With the redesign of the city landscape, visitors are encouraged to engage in the spaces as they move, stop, listen and watch. Our streets are becoming more interactive and allow for social inclusion.

Art on blank walls and streets, a revival of artistic shop front/window displays, and building frontages with personality to tell a story of what is going on inside, all add to an interesting street character. Multiple artworks can be found on walls, road surfaces and building entries in the East End and within Bank Street, Leigh Street and Topham Mall, such as the large mural that greets when you visit Lady Burra Brewhouse, Bar and Kitchen on Topham Mall.

Materials that clad buildings and furnish the street are becoming more authentic, with warmth and character, and the owners of these establishments are personable and passionate about what they do. Footpaths and car parks are being taken over by people, due to more generous widths, additional planting and parklets that provide rest points to stop and pause. These rest points are being scaled for human use as intimate places for conversation, while also providing much needed comfort from the natural elements.

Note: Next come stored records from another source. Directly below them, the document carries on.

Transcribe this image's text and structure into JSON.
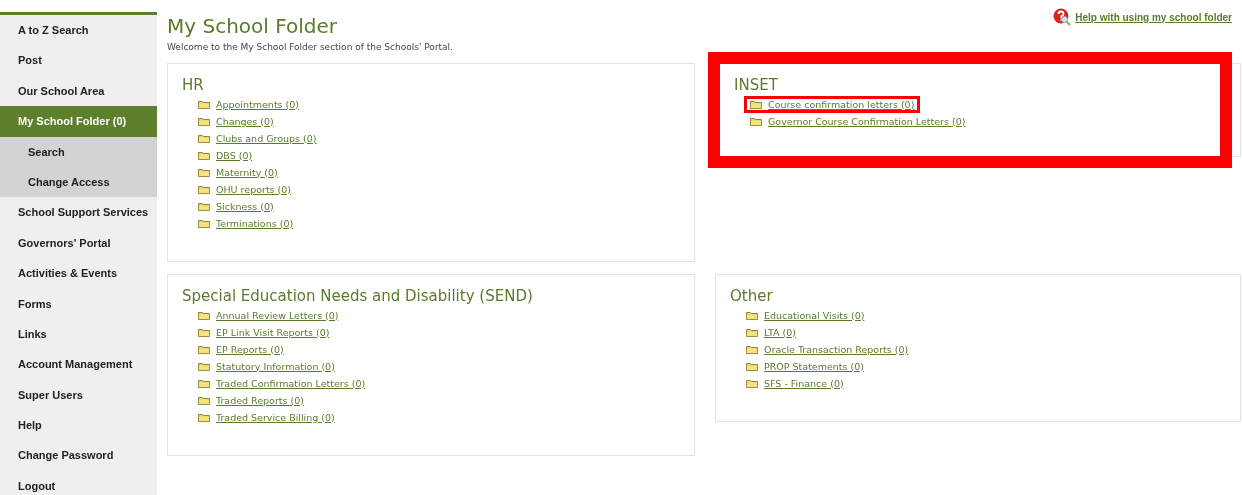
{
  "sidebar": {
    "items": [
      {
        "label": "A to Z Search",
        "selected": false
      },
      {
        "label": "Post",
        "selected": false
      },
      {
        "label": "Our School Area",
        "selected": false
      },
      {
        "label": "My School Folder (0)",
        "selected": true,
        "children": [
          {
            "label": "Search",
            "selected": false
          },
          {
            "label": "Change Access",
            "selected": false
          }
        ]
      },
      {
        "label": "School Support Services",
        "selected": false
      },
      {
        "label": "Governors' Portal",
        "selected": false
      },
      {
        "label": "Activities & Events",
        "selected": false
      },
      {
        "label": "Forms",
        "selected": false
      },
      {
        "label": "Links",
        "selected": false
      },
      {
        "label": "Account Management",
        "selected": false
      },
      {
        "label": "Super Users",
        "selected": false
      },
      {
        "label": "Help",
        "selected": false
      },
      {
        "label": "Change Password",
        "selected": false
      },
      {
        "label": "Logout",
        "selected": false
      }
    ]
  },
  "page": {
    "title": "My School Folder",
    "intro": "Welcome to the My School Folder section of the Schools' Portal.",
    "help_link": "Help with using my school folder"
  },
  "panels": [
    {
      "title": "HR",
      "highlighted": false,
      "folders": [
        {
          "label": "Appointments (0)",
          "highlighted": false
        },
        {
          "label": "Changes (0)",
          "highlighted": false
        },
        {
          "label": "Clubs and Groups (0)",
          "highlighted": false
        },
        {
          "label": "DBS (0)",
          "highlighted": false
        },
        {
          "label": "Maternity (0)",
          "highlighted": false
        },
        {
          "label": "OHU reports (0)",
          "highlighted": false
        },
        {
          "label": "Sickness (0)",
          "highlighted": false
        },
        {
          "label": "Terminations (0)",
          "highlighted": false
        }
      ]
    },
    {
      "title": "INSET",
      "highlighted": true,
      "folders": [
        {
          "label": "Course confirmation letters (0)",
          "highlighted": true
        },
        {
          "label": "Governor Course Confirmation Letters (0)",
          "highlighted": false
        }
      ]
    },
    {
      "title": "Special Education Needs and Disability (SEND)",
      "highlighted": false,
      "folders": [
        {
          "label": "Annual Review Letters (0)",
          "highlighted": false
        },
        {
          "label": "EP Link Visit Reports (0)",
          "highlighted": false
        },
        {
          "label": "EP Reports (0)",
          "highlighted": false
        },
        {
          "label": "Statutory Information (0)",
          "highlighted": false
        },
        {
          "label": "Traded Confirmation Letters (0)",
          "highlighted": false
        },
        {
          "label": "Traded Reports (0)",
          "highlighted": false
        },
        {
          "label": "Traded Service Billing (0)",
          "highlighted": false
        }
      ]
    },
    {
      "title": "Other",
      "highlighted": false,
      "folders": [
        {
          "label": "Educational Visits (0)",
          "highlighted": false
        },
        {
          "label": "LTA (0)",
          "highlighted": false
        },
        {
          "label": "Oracle Transaction Reports (0)",
          "highlighted": false
        },
        {
          "label": "PROP Statements (0)",
          "highlighted": false
        },
        {
          "label": "SFS - Finance (0)",
          "highlighted": false
        }
      ]
    }
  ]
}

Traditionally defined edges such as kerbs separating cars, bike paths and pedestrians are being challenged to be more inclusive in the street fabric. Parklets in Bank Street conceal the road edge, extend the footpath and provide numerous forms of seating and access points under shady trees.

Like the ever-changing foam edge between the sea and the sandy beach, the friction of the ‘street boundary’ is our opportunity to provide the much-needed energy to revitalise the streets. This all actively contributes to the personality of the city with invigorated shop fronts. Great progress has been made to create an inviting laneways network with staged work set to continue.

Bigger city projects, urban design and landscape architecture are natural catalysts enabling continued development of laneways, street frontages and buildings. This is all part of the social and cultural revolution changing the face of Adelaide.